Does grain direction matter?

Hi team! I am preparing some Skylark 200 blocks for the CNC and was wondering if the grain direction of the plywood matters. For longer pieces, they obviously can only fit in one direction. But for smaller pieces and bowties does it make a difference whether the grain runs vertically or horizontally?

I would imagine the plywood is slightly stronger in one direction but this would be negligible to any structural concerns - is that a reasonable assumption?

Thanks!

Hi @wilsonem,
the grain direction actually does matter for plywood.
Depending on which plywood you are using, the properties might be more or less different between the 2 directions. Normally, there are more plies oriented with he main grain direction parallel to the longer axis of the panel. Hence, in that direction plywood is stiffer and stronger.

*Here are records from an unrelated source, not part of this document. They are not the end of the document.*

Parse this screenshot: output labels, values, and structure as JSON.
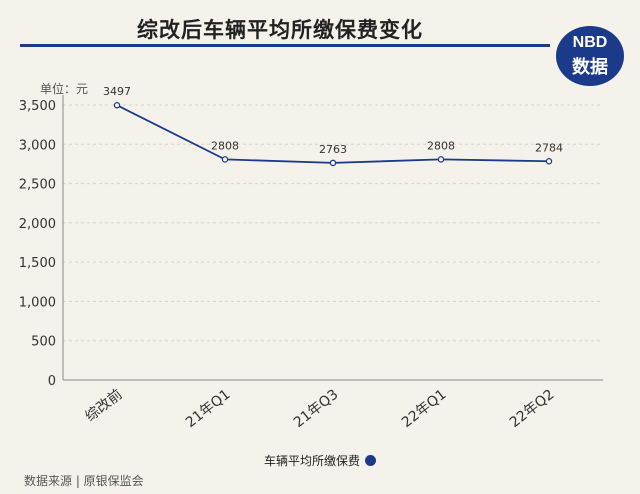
{
  "header": {
    "title": "综改后车辆平均所缴保费变化"
  },
  "logo": {
    "line1": "NBD",
    "line2": "数据"
  },
  "footer": {
    "source": "数据来源 | 原银保监会"
  },
  "colors": {
    "accent": "#1b3a8a",
    "grid": "#d7d3cb",
    "background": "#f5f2ec"
  },
  "chart_data": {
    "type": "line",
    "title": "综改后车辆平均所缴保费变化",
    "ylabel": "单位：元",
    "xlabel": "",
    "categories": [
      "综改前",
      "21年Q1",
      "21年Q3",
      "22年Q1",
      "22年Q2"
    ],
    "series": [
      {
        "name": "车辆平均所缴保费",
        "values": [
          3497,
          2808,
          2763,
          2808,
          2784
        ]
      }
    ],
    "ylim": [
      0,
      3500
    ],
    "yticks": [
      0,
      500,
      1000,
      1500,
      2000,
      2500,
      3000,
      3500
    ],
    "ytick_labels": [
      "0",
      "500",
      "1,000",
      "1,500",
      "2,000",
      "2,500",
      "3,000",
      "3,500"
    ],
    "data_labels": [
      "3497",
      "2808",
      "2763",
      "2808",
      "2784"
    ],
    "grid": true,
    "legend_position": "bottom"
  }
}
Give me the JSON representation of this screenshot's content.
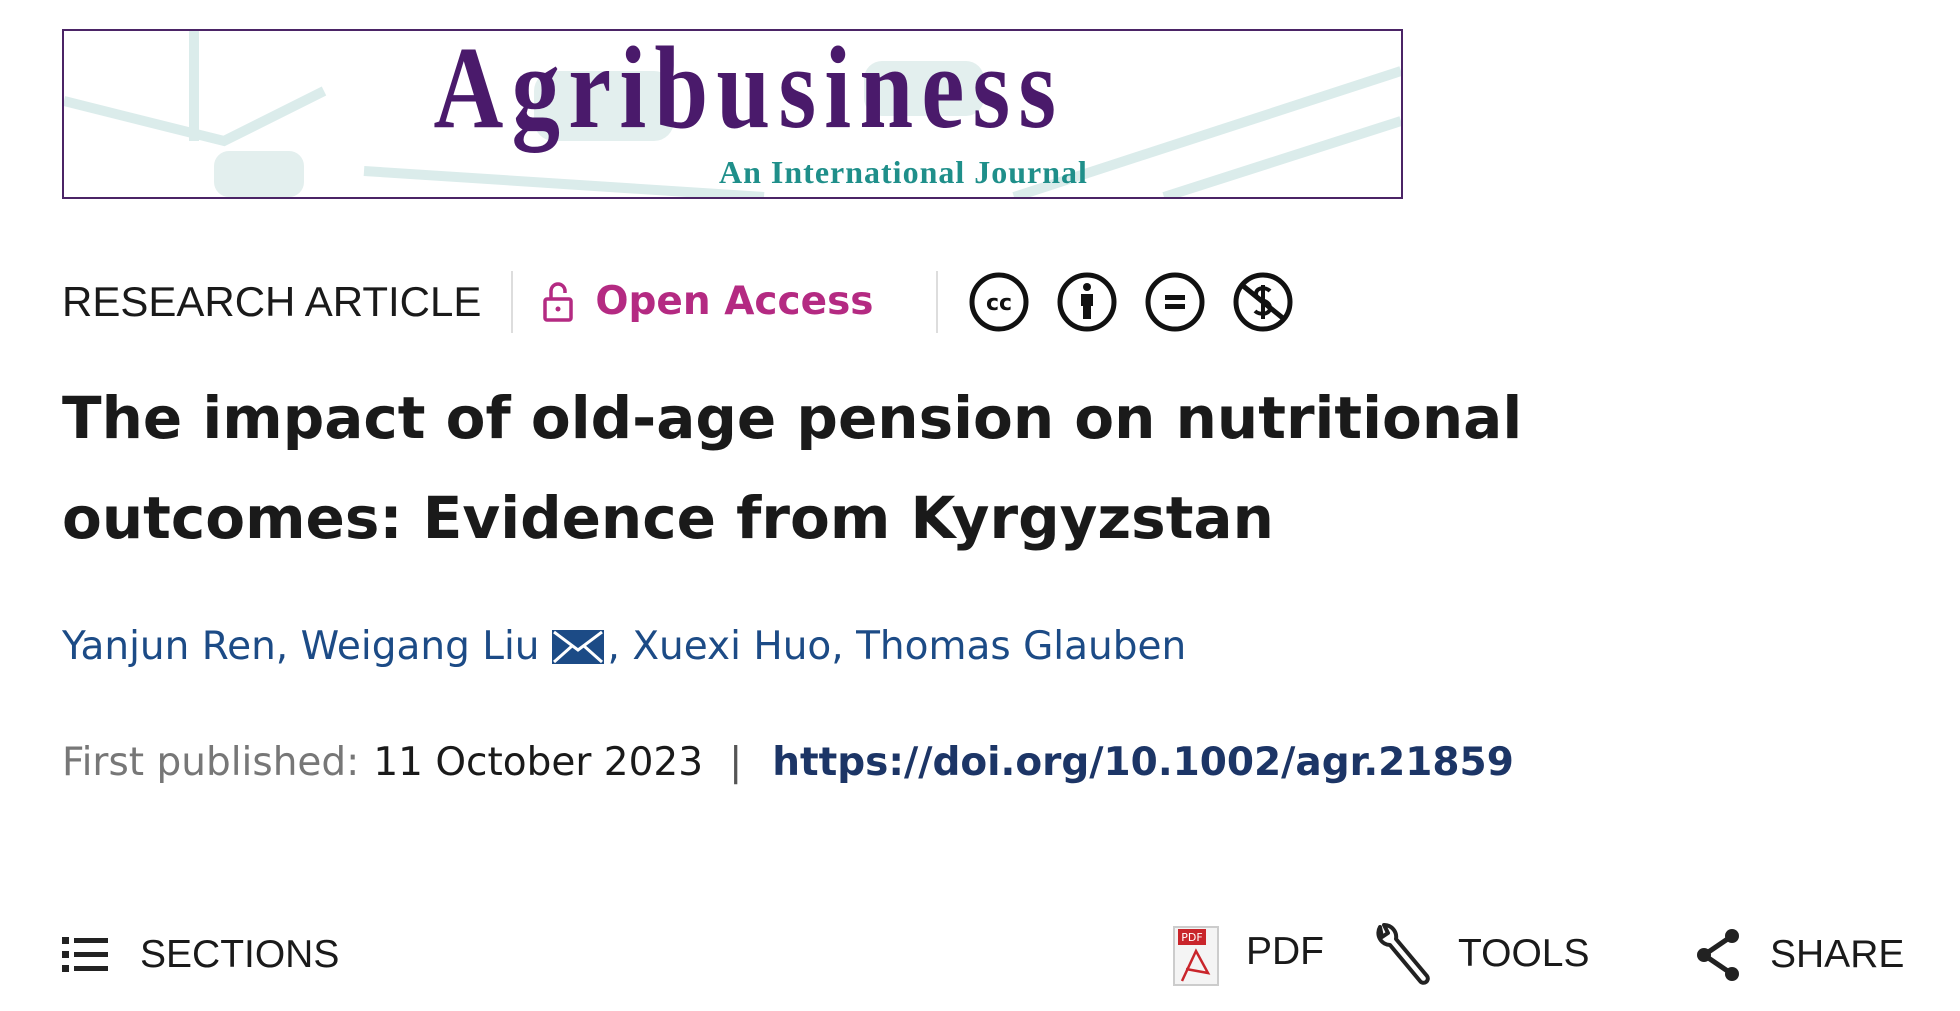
{
  "journal": {
    "name": "Agribusiness",
    "subtitle": "An International Journal",
    "border_color": "#4b2466",
    "title_color": "#4a1a6b",
    "subtitle_color": "#1f8f8a"
  },
  "meta": {
    "article_type": "RESEARCH ARTICLE",
    "access_label": "Open Access",
    "access_color": "#b42a82",
    "license_icons": [
      "cc-icon",
      "attribution-icon",
      "no-derivatives-icon",
      "non-commercial-icon"
    ],
    "cc_text": "cc"
  },
  "article": {
    "title_line1": "The impact of old-age pension on nutritional",
    "title_line2": "outcomes: Evidence from Kyrgyzstan",
    "authors": [
      "Yanjun Ren",
      "Weigang Liu",
      "Xuexi Huo",
      "Thomas Glauben"
    ],
    "author_separator": ", ",
    "first_published_label": "First published:",
    "first_published_date": "11 October 2023",
    "separator": "|",
    "doi": "https://doi.org/10.1002/agr.21859"
  },
  "toolbar": {
    "sections": "SECTIONS",
    "pdf": "PDF",
    "pdf_badge": "PDF",
    "tools": "TOOLS",
    "share": "SHARE"
  }
}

As you said, for longer pieces the direction is constrained. For smaller panels, in principle I would try to nest (if possible) all the panels in the beam-column-joint with the direction parallel to the stronger axis. I attach a sketch if it helps. This might be less important for some plywood species or OSB, so maybe check with your structural engineer and the specific material that you are using.

Hope it helps.

Thanks @Gabriele - this is very helpful. I noticed the bowtie cutting files have the grain running the other way (WikiHouse) - not sure if this is intentional?

Hi @wilsonem,
we did notice that for the materials we have come across so far (OSB3,WISA,METSA Plywood) etc it would not particularly matter. The failure in the bow tie seems to be governed by shear rather than tension (more info here, starting from minute 12 .00 or so How to calculate a WikiHouse wall for lateral forces - YouTube)

However, if your plywood is for some reason significantly different across the two main directions, I would pay attention to the grain orientation. The bow tie might fail in tension rather than shear. It is worth double checking your structural engineering based on the actual material properties.